La muestra incluye también algunas perlas literarias, como el famoso libro Fart Proudly (Pedorréate orgullosamente) del Benjamin Franklin o algunos de los versos más escatológicos de Francisco de Quevedo. Y una vitrina que contiene la famosa escala de Bristol para calificar la dureza de las deposiciones. "Puede que llegue un día en el que, al salir del baño, tras la pregunta  ‘¿qué tal ha ido hijo?’ la respuesta recibida sea ‘un Bristol cuatro, papi’", bromea Valdecasas en la revista del museo. Un Bristol cuatro, aclara, equivale a una deposición sólida, y la escala del uno y siete marca "los extremos entre el estreñimiento doloroso y la diarrea aguda".

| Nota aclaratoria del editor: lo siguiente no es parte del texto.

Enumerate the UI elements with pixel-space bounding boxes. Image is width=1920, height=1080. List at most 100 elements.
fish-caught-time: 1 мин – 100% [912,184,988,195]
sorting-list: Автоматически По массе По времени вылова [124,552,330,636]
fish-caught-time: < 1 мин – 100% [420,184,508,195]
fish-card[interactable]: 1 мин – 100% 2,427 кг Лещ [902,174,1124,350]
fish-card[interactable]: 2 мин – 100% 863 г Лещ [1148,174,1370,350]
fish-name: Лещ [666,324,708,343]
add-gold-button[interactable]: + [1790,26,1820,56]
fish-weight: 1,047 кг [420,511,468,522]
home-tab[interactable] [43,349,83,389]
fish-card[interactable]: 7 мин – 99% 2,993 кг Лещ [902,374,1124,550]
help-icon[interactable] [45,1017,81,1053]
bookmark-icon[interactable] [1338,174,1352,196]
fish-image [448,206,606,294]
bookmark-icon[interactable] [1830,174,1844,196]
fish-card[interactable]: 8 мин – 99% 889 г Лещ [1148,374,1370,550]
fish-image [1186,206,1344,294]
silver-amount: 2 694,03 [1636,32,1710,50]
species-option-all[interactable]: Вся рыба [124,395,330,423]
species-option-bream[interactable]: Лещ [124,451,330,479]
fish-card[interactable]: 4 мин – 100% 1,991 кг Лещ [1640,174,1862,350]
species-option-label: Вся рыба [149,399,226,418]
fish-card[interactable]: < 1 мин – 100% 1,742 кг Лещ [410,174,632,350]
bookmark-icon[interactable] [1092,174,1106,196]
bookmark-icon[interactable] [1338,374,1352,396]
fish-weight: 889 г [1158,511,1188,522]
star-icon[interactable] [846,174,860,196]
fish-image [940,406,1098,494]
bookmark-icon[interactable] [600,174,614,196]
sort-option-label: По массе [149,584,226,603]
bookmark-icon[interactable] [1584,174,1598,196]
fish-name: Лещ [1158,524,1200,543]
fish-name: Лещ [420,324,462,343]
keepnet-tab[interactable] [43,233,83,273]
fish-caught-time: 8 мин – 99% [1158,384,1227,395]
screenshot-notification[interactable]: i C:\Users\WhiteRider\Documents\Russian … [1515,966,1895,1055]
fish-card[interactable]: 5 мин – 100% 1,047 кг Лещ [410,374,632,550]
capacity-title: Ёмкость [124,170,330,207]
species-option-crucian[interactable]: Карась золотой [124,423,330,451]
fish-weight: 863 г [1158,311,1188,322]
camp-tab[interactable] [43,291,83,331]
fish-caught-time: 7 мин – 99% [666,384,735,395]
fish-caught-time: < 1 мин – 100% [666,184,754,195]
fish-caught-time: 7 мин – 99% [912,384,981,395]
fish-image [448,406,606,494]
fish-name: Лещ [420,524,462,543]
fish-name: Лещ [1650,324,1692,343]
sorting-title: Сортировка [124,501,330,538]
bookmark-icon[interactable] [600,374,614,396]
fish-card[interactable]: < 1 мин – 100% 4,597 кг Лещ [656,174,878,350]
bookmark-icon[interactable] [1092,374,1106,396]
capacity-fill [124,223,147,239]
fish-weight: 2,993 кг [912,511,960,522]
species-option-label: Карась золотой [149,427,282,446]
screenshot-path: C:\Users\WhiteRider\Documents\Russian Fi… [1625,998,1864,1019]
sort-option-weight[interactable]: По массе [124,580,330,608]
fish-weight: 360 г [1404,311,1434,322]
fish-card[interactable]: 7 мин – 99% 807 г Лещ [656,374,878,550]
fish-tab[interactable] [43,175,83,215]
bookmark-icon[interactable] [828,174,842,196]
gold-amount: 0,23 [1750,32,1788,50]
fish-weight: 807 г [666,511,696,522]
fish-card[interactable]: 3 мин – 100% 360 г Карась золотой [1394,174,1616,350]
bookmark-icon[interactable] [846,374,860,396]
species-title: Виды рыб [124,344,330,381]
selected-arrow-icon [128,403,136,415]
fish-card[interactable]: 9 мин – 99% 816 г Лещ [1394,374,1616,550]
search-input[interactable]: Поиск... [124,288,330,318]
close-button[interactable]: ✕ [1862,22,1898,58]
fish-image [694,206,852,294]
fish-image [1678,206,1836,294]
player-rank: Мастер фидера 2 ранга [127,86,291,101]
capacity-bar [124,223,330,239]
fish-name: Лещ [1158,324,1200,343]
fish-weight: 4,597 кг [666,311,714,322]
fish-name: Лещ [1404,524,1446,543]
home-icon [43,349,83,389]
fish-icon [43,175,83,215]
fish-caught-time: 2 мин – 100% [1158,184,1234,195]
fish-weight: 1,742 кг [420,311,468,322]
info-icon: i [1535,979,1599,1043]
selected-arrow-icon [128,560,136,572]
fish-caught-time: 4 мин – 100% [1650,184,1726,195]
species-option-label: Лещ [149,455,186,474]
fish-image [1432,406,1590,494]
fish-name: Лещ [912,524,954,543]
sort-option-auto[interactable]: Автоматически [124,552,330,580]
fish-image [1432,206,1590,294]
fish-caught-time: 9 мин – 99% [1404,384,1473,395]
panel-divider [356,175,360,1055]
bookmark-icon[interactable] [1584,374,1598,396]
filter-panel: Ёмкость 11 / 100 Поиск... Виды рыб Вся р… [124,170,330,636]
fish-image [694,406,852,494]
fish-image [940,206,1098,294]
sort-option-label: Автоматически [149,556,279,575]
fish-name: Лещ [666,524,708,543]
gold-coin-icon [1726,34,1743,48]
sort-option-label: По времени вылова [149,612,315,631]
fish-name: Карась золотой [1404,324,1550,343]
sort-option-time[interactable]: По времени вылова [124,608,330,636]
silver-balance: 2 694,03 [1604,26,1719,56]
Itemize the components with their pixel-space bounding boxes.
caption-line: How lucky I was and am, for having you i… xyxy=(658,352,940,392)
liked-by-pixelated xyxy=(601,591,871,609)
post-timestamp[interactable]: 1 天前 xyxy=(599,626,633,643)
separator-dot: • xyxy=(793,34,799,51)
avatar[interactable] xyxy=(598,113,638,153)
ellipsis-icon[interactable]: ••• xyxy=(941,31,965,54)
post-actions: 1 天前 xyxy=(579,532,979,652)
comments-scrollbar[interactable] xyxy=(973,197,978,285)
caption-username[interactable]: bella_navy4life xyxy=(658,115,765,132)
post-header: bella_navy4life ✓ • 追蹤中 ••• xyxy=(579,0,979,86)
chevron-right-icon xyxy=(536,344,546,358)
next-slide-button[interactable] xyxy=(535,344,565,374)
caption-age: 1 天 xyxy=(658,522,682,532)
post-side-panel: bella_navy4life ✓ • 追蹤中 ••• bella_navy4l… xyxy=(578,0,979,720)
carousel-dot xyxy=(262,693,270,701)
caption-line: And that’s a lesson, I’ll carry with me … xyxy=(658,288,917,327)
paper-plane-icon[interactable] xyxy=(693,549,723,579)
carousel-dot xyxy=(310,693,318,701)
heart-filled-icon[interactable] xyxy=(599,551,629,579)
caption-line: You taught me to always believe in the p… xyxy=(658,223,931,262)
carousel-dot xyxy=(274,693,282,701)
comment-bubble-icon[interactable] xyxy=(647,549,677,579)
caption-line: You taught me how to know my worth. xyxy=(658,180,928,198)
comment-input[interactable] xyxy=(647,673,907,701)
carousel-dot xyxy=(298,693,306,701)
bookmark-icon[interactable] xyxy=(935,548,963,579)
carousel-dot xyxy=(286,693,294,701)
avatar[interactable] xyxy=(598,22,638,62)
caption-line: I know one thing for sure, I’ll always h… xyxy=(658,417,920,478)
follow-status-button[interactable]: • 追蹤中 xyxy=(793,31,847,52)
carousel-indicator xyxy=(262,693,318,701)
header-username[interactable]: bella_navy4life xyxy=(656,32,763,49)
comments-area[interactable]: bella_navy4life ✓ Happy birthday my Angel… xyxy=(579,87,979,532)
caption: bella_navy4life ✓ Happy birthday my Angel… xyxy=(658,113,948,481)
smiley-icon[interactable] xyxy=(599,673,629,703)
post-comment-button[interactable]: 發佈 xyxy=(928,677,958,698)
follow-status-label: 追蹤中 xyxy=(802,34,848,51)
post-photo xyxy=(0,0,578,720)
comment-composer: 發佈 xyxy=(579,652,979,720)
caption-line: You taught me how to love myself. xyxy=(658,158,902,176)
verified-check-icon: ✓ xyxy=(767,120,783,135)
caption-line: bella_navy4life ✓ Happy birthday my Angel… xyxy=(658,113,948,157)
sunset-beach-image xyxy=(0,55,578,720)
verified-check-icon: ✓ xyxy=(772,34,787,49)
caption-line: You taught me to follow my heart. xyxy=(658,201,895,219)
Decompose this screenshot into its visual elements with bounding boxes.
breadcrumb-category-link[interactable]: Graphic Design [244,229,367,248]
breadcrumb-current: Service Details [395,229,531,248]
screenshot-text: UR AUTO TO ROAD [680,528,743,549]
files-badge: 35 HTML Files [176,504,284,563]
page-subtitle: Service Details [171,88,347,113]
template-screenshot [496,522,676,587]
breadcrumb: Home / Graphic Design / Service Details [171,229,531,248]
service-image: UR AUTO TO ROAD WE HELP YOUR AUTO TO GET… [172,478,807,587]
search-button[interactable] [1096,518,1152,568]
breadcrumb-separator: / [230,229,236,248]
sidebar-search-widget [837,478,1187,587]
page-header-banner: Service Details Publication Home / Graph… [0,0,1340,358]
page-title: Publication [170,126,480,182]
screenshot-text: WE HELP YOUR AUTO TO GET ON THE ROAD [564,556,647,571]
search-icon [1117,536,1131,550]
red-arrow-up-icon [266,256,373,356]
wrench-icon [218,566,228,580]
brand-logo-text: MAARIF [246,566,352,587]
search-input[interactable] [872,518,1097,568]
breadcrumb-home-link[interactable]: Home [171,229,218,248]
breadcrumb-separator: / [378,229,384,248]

Para los nostálgicos, hay un rollo  de "papel elefante", de infausto recuerdo para quienes alguna vez lo usaron, según el comisario, una muestra de las casas que los masáis construyen con caca y barro, cacas fosilizadas de dinosaurios y otras criaturas y, en la parte más científica, una explicación sobre los modernos trasplantes de caca que están sirviendo para combatir algunas infecciones intestinales resistentes. Y por supuesto, un recuerdo a nuestras cacas más insignes, aquellas que nuestros astronautas arrojan al espacio o dejaron sobre la superficie de la Luna. ¡Nuestra caca en otros mundos!

 Más información: Excreta: una exposición (in)odora, (in)colora e (in)sípida. (Museo Nacional de Ciencias Naturales) - hasta finales de abril de 2015.